1. The problem statement, all variables and given/known data
A person places a 2.2kg truck against a horizontal spring (k=2300N/m) on a frictionless horizontal surface. The spring is compressed 15cm and released.

a) How much energy is stored in the spring just before the truck is released?

b) What is the velocity of the truck after it is "launched" (leaves the spring)?

c) If the spring inadvertently becomes hooked to the the bumper of the truck, what will be the period of the truck's oscillation?

d) As in part c, if the spring becomes hooked to the back of the truck calculate the location of the truck 0.31 seconds after the truck is released?
2. Relevant equations

3. The attempt at a solution
i tried to use the pe=1/2kx^2 equation for the first part but im forgetting what is k is again. Also my weakness is in oscillation questions because after 3 months of summer vacation im forgetting if we would use KE=1/2mv^2. Im utterly confused with thi problem.

Last edited: Aug 19, 2008
2. Aug 19, 2008

### Redbelly98

Staff Emeritus
(a) k is the spring constant. Use the value given at the beginning of your message.

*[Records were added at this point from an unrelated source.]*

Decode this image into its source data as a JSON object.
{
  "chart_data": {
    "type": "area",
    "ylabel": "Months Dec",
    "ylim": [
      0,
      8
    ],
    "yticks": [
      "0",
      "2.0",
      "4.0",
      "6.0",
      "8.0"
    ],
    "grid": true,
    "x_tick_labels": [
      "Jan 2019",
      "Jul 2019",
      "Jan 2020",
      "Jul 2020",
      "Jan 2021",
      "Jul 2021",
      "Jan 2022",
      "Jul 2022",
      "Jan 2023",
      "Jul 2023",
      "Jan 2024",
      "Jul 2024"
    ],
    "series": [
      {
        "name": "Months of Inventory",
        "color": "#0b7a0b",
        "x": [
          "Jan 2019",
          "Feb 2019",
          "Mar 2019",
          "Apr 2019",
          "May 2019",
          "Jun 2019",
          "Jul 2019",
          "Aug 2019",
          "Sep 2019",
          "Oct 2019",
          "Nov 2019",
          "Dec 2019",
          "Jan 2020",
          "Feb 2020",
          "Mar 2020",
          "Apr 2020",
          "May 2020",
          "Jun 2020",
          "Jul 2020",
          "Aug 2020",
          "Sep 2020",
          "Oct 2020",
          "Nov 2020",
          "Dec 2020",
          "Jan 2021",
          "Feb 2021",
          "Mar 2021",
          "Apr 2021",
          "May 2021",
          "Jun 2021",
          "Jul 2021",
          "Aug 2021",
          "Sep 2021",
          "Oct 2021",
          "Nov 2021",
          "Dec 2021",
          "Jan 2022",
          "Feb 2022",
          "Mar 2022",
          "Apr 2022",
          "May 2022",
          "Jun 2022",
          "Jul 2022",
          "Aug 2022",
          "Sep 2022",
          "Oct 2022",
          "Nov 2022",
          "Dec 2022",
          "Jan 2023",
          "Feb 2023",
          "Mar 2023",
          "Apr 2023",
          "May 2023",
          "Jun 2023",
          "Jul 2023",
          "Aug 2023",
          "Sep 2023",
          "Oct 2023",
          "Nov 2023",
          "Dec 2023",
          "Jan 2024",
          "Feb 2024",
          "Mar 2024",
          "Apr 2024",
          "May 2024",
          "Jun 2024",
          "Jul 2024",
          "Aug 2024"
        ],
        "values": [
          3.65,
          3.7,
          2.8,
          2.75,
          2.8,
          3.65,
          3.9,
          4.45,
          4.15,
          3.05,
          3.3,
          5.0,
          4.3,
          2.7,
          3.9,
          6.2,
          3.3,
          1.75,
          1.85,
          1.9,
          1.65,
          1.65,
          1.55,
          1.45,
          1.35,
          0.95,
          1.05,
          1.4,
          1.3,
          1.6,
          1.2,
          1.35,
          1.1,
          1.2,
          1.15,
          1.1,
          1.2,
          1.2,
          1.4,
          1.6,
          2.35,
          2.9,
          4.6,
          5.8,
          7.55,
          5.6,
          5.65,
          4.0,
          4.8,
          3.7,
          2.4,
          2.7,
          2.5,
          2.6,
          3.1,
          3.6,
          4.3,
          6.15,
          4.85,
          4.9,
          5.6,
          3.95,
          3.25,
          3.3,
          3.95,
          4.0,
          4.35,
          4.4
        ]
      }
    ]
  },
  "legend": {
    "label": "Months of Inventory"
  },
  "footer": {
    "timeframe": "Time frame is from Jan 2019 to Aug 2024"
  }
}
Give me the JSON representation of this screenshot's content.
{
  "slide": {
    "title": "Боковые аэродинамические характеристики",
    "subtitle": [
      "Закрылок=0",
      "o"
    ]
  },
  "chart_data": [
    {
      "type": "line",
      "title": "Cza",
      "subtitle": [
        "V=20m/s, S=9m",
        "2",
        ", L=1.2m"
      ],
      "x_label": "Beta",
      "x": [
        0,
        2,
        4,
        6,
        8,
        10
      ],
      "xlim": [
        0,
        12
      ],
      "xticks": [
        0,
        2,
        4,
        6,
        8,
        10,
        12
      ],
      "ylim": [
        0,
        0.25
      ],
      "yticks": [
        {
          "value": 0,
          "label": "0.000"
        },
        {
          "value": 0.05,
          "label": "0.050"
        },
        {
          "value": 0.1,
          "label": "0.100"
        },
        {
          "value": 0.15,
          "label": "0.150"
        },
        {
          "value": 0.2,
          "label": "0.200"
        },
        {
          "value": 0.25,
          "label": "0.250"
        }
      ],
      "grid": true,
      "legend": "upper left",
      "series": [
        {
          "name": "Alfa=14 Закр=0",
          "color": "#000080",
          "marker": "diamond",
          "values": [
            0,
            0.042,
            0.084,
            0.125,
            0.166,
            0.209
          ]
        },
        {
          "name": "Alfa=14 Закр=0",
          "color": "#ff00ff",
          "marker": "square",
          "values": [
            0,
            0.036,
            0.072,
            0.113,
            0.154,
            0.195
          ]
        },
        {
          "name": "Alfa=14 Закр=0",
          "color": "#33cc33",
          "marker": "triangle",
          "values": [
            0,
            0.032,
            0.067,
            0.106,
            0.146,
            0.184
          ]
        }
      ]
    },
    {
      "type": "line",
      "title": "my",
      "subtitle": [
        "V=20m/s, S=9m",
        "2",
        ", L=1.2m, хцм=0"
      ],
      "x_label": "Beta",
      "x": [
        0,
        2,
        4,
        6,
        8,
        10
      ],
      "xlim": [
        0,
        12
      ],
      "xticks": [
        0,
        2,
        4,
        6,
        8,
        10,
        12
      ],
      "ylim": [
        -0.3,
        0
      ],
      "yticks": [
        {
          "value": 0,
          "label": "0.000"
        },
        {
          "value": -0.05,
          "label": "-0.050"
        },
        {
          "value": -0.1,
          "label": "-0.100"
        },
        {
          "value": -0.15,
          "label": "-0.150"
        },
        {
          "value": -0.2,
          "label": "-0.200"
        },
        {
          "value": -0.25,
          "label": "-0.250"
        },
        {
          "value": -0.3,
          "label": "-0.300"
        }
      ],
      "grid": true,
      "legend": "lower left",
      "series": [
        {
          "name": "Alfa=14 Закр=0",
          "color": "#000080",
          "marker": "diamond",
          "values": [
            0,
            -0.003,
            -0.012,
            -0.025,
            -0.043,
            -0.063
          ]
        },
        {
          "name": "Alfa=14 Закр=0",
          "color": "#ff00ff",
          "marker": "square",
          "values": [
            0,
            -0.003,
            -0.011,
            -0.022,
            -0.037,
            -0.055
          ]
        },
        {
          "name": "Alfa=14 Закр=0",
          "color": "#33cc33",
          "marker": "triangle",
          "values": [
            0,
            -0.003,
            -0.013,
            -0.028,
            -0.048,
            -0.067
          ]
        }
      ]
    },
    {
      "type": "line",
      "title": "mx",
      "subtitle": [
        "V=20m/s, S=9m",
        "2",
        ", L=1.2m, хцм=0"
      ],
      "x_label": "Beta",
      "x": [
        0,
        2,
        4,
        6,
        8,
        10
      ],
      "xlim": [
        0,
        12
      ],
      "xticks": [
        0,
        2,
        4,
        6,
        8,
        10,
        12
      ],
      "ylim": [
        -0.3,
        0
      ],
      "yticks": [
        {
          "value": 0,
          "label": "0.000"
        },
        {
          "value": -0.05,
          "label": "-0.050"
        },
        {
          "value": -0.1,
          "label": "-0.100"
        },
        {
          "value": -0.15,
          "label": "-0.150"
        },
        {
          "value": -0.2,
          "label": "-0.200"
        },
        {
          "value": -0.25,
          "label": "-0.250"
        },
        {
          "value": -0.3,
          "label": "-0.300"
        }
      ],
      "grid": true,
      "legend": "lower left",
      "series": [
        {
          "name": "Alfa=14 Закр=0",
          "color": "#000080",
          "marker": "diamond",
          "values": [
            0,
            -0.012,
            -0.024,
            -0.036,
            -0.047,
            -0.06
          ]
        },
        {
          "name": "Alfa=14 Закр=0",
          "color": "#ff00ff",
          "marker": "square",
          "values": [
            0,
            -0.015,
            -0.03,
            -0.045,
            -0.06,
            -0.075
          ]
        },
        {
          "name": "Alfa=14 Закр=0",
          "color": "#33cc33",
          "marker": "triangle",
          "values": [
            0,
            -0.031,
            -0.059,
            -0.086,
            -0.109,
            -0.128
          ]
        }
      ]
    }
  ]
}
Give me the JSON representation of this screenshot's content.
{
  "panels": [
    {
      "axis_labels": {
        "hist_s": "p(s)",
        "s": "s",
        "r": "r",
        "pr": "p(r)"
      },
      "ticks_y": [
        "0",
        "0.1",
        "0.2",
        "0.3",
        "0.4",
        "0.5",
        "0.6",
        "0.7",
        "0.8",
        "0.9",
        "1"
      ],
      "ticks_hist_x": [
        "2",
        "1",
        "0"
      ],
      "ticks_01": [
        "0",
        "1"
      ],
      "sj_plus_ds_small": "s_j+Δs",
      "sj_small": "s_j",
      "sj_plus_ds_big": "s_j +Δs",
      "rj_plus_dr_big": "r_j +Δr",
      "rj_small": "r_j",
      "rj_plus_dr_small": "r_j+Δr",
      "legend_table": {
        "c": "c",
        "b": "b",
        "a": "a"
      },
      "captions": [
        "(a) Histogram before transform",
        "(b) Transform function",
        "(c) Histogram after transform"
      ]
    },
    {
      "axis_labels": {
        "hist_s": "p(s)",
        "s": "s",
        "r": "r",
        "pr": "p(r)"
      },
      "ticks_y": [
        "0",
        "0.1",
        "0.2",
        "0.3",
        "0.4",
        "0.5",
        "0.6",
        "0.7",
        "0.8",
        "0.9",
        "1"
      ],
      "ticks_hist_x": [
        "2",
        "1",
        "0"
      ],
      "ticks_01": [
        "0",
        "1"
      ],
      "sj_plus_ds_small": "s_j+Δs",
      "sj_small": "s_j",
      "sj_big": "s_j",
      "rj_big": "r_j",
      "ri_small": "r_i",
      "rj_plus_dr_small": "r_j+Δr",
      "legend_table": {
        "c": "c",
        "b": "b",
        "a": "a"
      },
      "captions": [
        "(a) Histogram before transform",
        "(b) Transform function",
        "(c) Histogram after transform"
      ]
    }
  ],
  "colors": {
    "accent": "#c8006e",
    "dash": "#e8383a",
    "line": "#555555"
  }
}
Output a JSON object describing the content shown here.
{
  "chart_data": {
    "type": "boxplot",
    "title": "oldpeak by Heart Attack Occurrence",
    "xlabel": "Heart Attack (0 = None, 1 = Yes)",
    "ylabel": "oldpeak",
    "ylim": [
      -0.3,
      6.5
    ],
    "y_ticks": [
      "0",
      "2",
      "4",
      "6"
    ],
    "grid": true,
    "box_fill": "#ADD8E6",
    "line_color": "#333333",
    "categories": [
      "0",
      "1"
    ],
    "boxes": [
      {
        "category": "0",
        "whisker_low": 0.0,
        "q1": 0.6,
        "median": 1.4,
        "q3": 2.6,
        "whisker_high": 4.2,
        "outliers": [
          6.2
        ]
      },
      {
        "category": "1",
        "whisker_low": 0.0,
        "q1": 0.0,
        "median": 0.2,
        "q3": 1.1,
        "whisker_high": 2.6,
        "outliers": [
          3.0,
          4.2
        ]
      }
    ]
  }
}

(b) Yes, use KE = 1/2 m v^2

Hope that helps get things started.

3. Aug 19, 2008

### Jwill

k is the spring coefficient stated in the problem. The larger the coefficient the larger the potential energy.
Yes, and something to remember is PE + KE = ME.

4. Aug 21, 2008

### mkha0246

so for part a you would use PE=1/2kx^2 and input k with 2300N/m and x with the displacement of 15cm?
and for part b would PE=KE so to find v because if PE doesnt equal KE then there will be two variables in the KE=1/2mv^2 equation and then you wont be able to find velocity.
also thanks for everyone's advice in this!!!

5. Aug 21, 2008

### Redbelly98

Staff Emeritus
Yes. Just be careful with the units.

That's sort of right. You'll get the right answer to this problem, but I'm not sure you quite understand why saying KE = PE works here, whereas that relation is not always true in general.

To understand it, your book probably has an equation expression conservation of total energy (KE+PE), along with some mention of "initial and final", "before and after", "1 and 2" or something like that. (Different texts will word it differently.)